San Francisco’s technology industry reminds me of New York’s financial industry in the 80’s. Except in SF, hookers and coke are replaced with EDM and molly. San Francisco is vibrant, but it’s also dirty, like the Gilded Age of a century and a half past. Poverty is acutely prevalent, especially outside of the Soma bubble. As millionaires are made daily, the cost of living continues to rise for the poorest of our citizens. But who cares about money, when you make 75k right out of college.

Am I blaming anyone specifically? Not really, I’m just citing the growth and evolution of our city. Is Seattle the next San Francisco, I honestly believe so. In fact, it distinctly reminds me of the vibe that San Francisco protruded in the late 90’s before the tech boom.

Seattle is beautifully situated between two bodies of water. The weather is cloudy, with a hint of rain, but the sunny summer days are an absolute delight, much like San Francisco. The city itself is an amazing place to live, and their tech industry upholds globally recognized giants that rival their San Franciscan counterparts. After walking by the lake on a Friday evening and playing a few licks on the public pianos, I seriously contemplated abandoning my life in SF and moving up North.

Soon, reality set in and I realized that my life in San Francisco wasn’t serene at all; it was wild, vibrant, and courageous, a key attribute that Seattle lacked. Courage is an odd word, but it distinctly describes the millions of individuals who strive to build a better life in our city. Even in the face of abnormal discouragement, we keep a smile on our lips and a determination in our hearts. I never felt that courage in Puget Sound.

San Franciscans like me are willing to barely scrape a living because we believe in what we are building. It’s courage to shoot for the stars when you can barely pay rent on your bedroom on a 6-person flat. It’s courage to leave your life behind and move to the city with a few hundred bucks and an idea.
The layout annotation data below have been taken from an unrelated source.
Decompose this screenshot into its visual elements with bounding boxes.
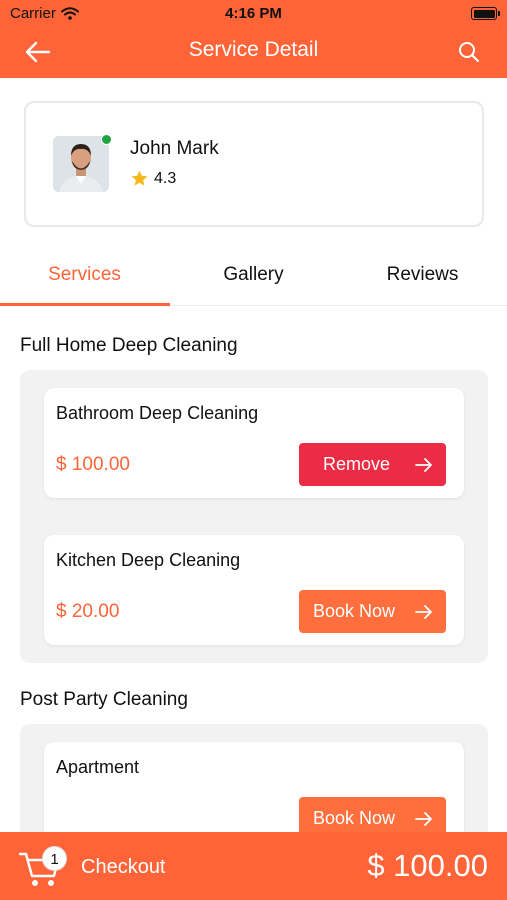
book-now-button[interactable]: Book Now — [299, 590, 446, 633]
search-icon[interactable] — [457, 40, 481, 64]
avatar — [53, 136, 109, 192]
book-now-button-label: Book Now — [313, 808, 396, 828]
tab-reviews[interactable]: Reviews — [338, 264, 507, 286]
book-now-button-label: Book Now — [313, 601, 396, 621]
arrow-right-icon — [415, 812, 432, 826]
arrow-right-icon — [415, 458, 432, 472]
checkout-bar[interactable]: 1 Checkout $ 100.00 — [0, 832, 507, 900]
service-card: Bathroom Deep Cleaning $ 100.00 Remove — [44, 388, 464, 498]
section-title: Post Party Cleaning — [20, 689, 188, 710]
online-status-dot — [101, 134, 112, 145]
active-tab-indicator — [0, 303, 170, 306]
section-title: Full Home Deep Cleaning — [20, 335, 238, 356]
provider-photo — [53, 136, 109, 192]
provider-card[interactable]: John Mark 4.3 — [24, 101, 484, 227]
service-group: Apartment Book Now — [20, 724, 488, 852]
arrow-right-icon — [415, 605, 432, 619]
app-header: Carrier 4:16 PM Service Detail — [0, 0, 507, 78]
tab-gallery[interactable]: Gallery — [169, 264, 338, 286]
star-icon — [131, 170, 148, 186]
remove-button[interactable]: Remove — [299, 443, 446, 486]
service-name: Apartment — [56, 757, 140, 777]
status-time: 4:16 PM — [225, 5, 282, 22]
provider-name: John Mark — [130, 138, 219, 159]
tab-services[interactable]: Services — [0, 264, 169, 286]
service-price: $ 20.00 — [56, 601, 120, 622]
status-bar: Carrier 4:16 PM — [0, 0, 507, 28]
checkout-total: $ 100.00 — [367, 848, 488, 883]
service-group: Bathroom Deep Cleaning $ 100.00 Remove K… — [20, 370, 488, 663]
service-price: $ 100.00 — [56, 454, 130, 475]
cart-count-badge: 1 — [42, 846, 67, 871]
battery-icon — [471, 7, 500, 20]
provider-rating: 4.3 — [130, 169, 176, 188]
checkout-label[interactable]: Checkout — [81, 856, 166, 879]
service-name: Kitchen Deep Cleaning — [56, 550, 241, 570]
service-card: Kitchen Deep Cleaning $ 20.00 Book Now — [44, 535, 464, 645]
remove-button-label: Remove — [323, 454, 391, 474]
service-name: Bathroom Deep Cleaning — [56, 403, 259, 423]
tab-bar: Services Gallery Reviews — [0, 248, 507, 306]
rating-value: 4.3 — [154, 169, 177, 187]
page-title: Service Detail — [188, 38, 319, 61]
It’s courage that built the empire that is San Francisco.

I love SF; I might be critical of our city, but it’s the only place where I feel at home. Seattle’s growing, but she hasn’t found her inner courage. Her citizens are just living their lives, not changing the world. The previous sentence can be said of San Francisco a few decades ago, but look at us now. I have no doubt that Seattle will become another tech metropolis within two decades.

Cities, businesses, and lives all follow similar patterns. We start as youthful juveniles desperately trying to etch our mark on this world. Yet, every dent and scratch we make, we're overshadowed by the millions before us. As we mature, we discover that our hard work wasn’t for naught, but solidified the foundations of our future. When we're finally recognized for our efforts, we're flooded with such acknowledgement that we're dumbstruck by the opulence. Our envies of the past become the vices of the present. As the hype of newfound pleasures fade, our interests return to the life that we attempted to build. We remember the years of unacknowledged work, and the courage that kept us going. And for some, we find ourselves enraptured by the past and cease the creation of the new. But for many, its only the starting point for the life before us.

I ended my trip chatting with an old friend by the Puget Sound. The moment was serene and optimistic; two words that fondly describe Seattle.